Once Elijah is sorted the LORD sends him on another mission: this time to anoint Hazael and Jehu as kings and Elisha as prophet to replace Elijah whose earthly ministry was almost over.

But as you remember there was a snag. Like the people who had other business to take care of in today’s gospel before they would follow Jesus, Elisha had other business, too.

But Elijah who had been sorted by the LORD, was in turn able to get Elisha straightened away as well; and see what happens next? Nothing less than an Old Testament prophecy of the Liturgy of the Sacrament.

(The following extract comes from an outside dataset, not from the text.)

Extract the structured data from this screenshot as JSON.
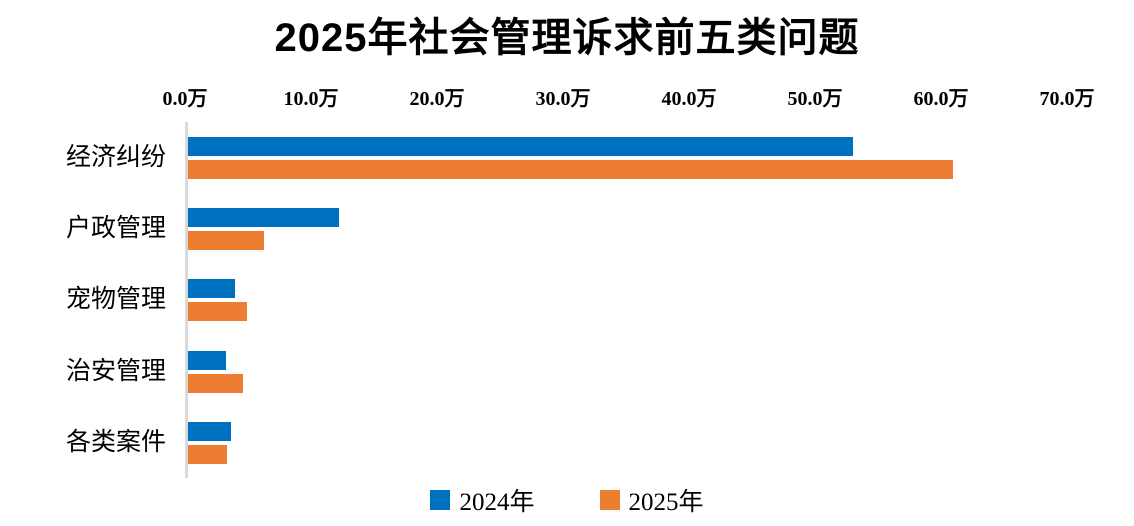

Elisha burns his bridges, as it were, so that he can never return. Which bridges? Only the “works of the flesh” that St. Paul catalogues in his sermon to the Galatians:

“ … adultery, sexual immorality, impurity, sensuality, idolatry, sorcery, enmity, strife, jealousy, fits of anger, rivalries, dissensions, divisions, envy, intoxication, orgies and the like.”

He says this because those who do such things cannot “enter into the Kingdom of God,” and there is nothing worse than that.

But Elisha doesn’t just burn his bridges as it were, but he does so liturgically so that what he does is an Old Testament prophecy of the Sacrifice of the Cross and of the Eucharist by which we obtain all its benefits.

As Elisha cut up the wooden yokes to make a fire so a Tree was cut down to construct a cross on which the Bread of Life would be boiled in the fuel of our wrongs. But the sacrifice did not end there. The meat of the sacrifice was not discarded, but it went to feed the people.

In the same way the Eucharist we celebrate today will be consumed by us. Not the flesh of oxen but of our Lord Jesus Christ; and his exalted Blood as our drink; under the cover of Bread and Wine.

And so as we see from Scripture it is an expensive proposition to follow the real Jesus. We must steer clear of the works of the flesh. We must deny ourselves and take up our own crosses. We must put our flesh to death each day and embrace the fruits of the Spirit which are: love, joy, peace, patience, kindness, goodness, faithfulness, gentleness and self-control, against such things there is no law and those who belong to Christ Jesus have crucified the flesh with its passions and desires.” Amen.